今年最大のヒット作になるだろうと言われているのが映画「總舖師 (Zone Pro Site)メインシェフへの道」。
台湾映画は人気がないとすぐに上映が打ち切られてしまうという厳しい情況で、8月の公開から2ヶ月たったいまでもトップ10入りする大人気。

タイトルにもなっている「總舖師」とは日本語のサブタイトルにもなっているメインシェフのことですが、何のメインシェフなのかちょっと解説をしたいと思います。
台湾人はもとから大のもてなし好き。その昔、冠婚葬祭等のイベントがあるときは、廟の前の広場や家の前の道をそのまま区切り、青空の下でいくつもの円卓を並べ、親戚、知人のみならず、近隣の人までも招いて大宴会をやっていたのです。
これを「辦桌(バンズゥオ)」と言いますが、その辦桌での全ての料理を任される人が「總舖師」と呼ばれているのです。

台北で辦桌の風景を見かけることはほとんどできませんが、南部にいけばまだ辦桌文化が残っています。

映画のロケ地は台南。いまから約20年前、北、中、南部にそれぞれ有名な「總舖師」がいました。北から「憨人師」「鬼頭師」「蒼蠅師」と呼ばれ、人々は彼らを「人、鬼、神」と崇めていたのですが、辦桌文化の衰退とともに、後継者探しも難しく、消えかけている現代から物語は始まります。

南の總舖師である「蒼蠅師」は亡くなり、その妻(リン・メイシウ(林美秀))が引き継ぐのですが、味はさっぱり。一人娘キミ・シア(夏于喬)は女優になりたいと台北に行くけれども、恋人の借金を押し付けられ、実家に戻っています。莫大な借金を返すため、娘は全国料理大会に出ることを決意する。
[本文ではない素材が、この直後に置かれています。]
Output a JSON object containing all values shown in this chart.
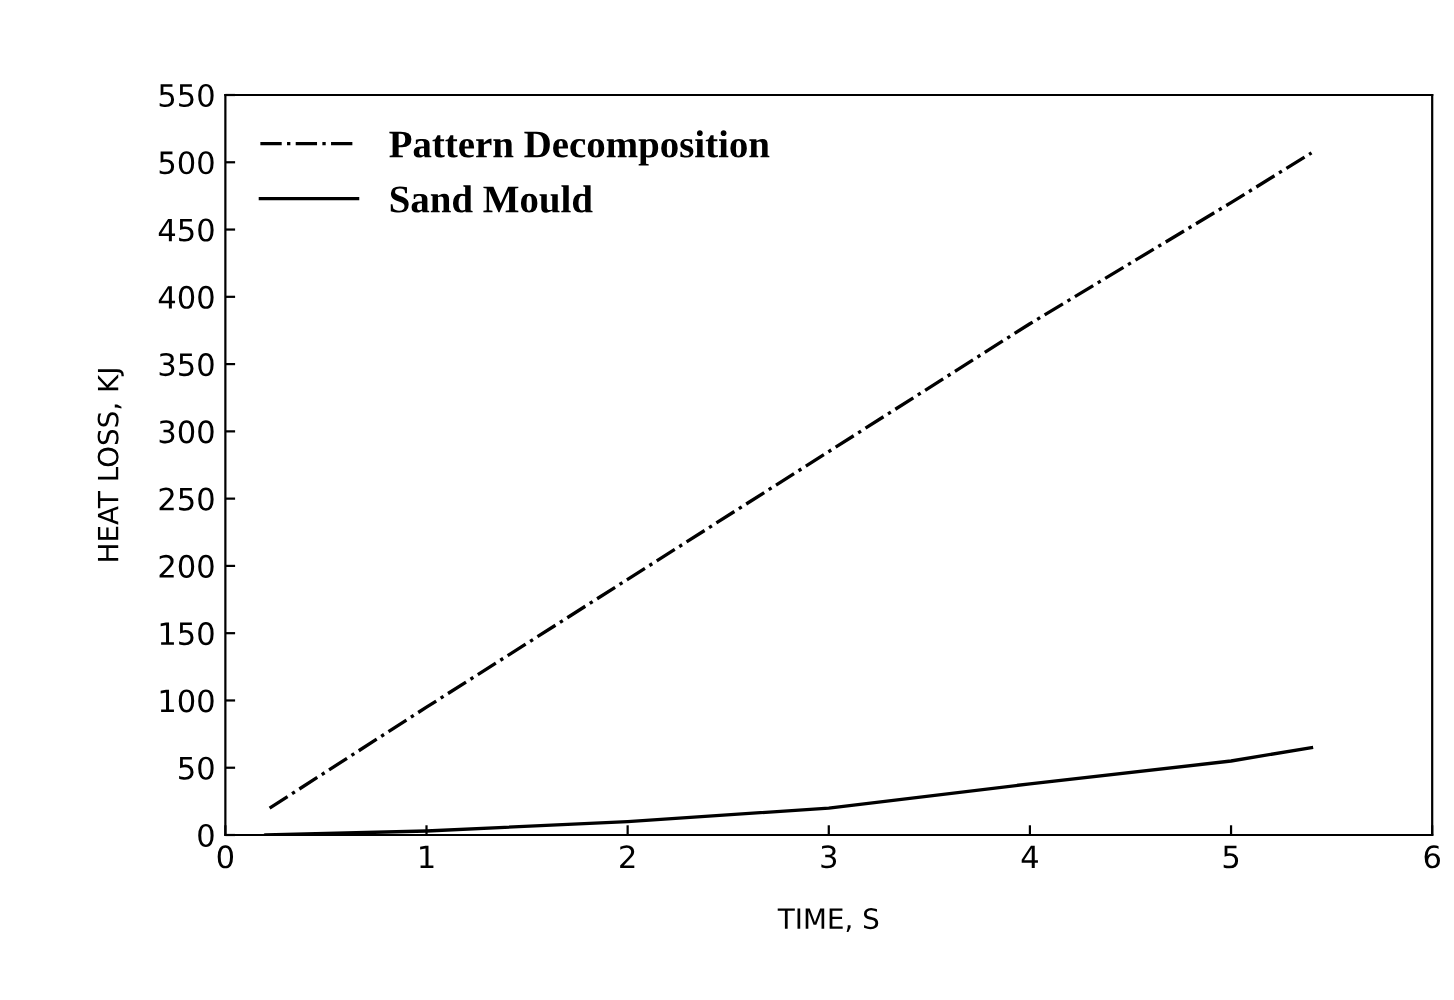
{
  "chart_data": {
    "type": "line",
    "xlabel": "TIME, S",
    "ylabel": "HEAT LOSS, KJ",
    "xlim": [
      0,
      6
    ],
    "xticks": [
      0,
      1,
      2,
      3,
      4,
      5,
      6
    ],
    "ylim": [
      0,
      550
    ],
    "yticks": [
      0,
      50,
      100,
      150,
      200,
      250,
      300,
      350,
      400,
      450,
      500,
      550
    ],
    "grid": false,
    "legend": "top left",
    "marker": "none",
    "series": [
      {
        "name": "Pattern Decomposition",
        "color": "#000000",
        "line_style": "dashdot",
        "x": [
          0.22,
          1,
          2,
          3,
          4,
          5,
          5.4
        ],
        "values": [
          20,
          95,
          190,
          285,
          380,
          470,
          507
        ]
      },
      {
        "name": "Sand Mould",
        "color": "#000000",
        "line_style": "solid",
        "x": [
          0.2,
          1,
          2,
          3,
          4,
          5,
          5.4
        ],
        "values": [
          0,
          3,
          10,
          20,
          38,
          55,
          65
        ]
      }
    ]
  }
}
小さい頃から食べて来た父の作る一流の料理の味だけが頼りだけれども、肝心の料理の腕は全くの初診や。そこで料理ドクター(トニー・ヤン(楊祐寧))に出会い、頑張っていくというストーリー。
美味しそうな中華料理の数々が登場し、映画中頃にはお腹が空いてぐうぐう鳴りそうになりました。登場人物も個性豊かで、台湾の田舎の雰囲気やお節介なのに憎めない台湾人の陽気さ、人の良さもよく描かれていて、実に台湾らしい映画だなあと思います。
ただ、後半のメインテーマである料理大会の様子が長くて、ちょっと間延びしていたかな~と。

ウー・ニエンチェン(吳念真)も出演し、90年代に活躍した陳玉勳(チェン・ユーシュン)監督の16年ぶりの長編映画。
出演者のリン・メイシウ(林美秀)は今年度の金馬奨にノミネートされている女優。コメディからシリアスまでなんでもこなし、テレビ、映画と大活躍中。とってもチャーミングで個人的に大ファンです!
東京国際映画祭にも出品される注目の一作、是非見て下さい。

先月機会があり、台南に行って来た私ですが映画の中でトニー・ヤンが良く口ずさむ台湾語の歌「三八阿花吹喇叭 」が街角で生演奏されていて、数日ぐるぐると頭の中でリフレインして困りました(笑)。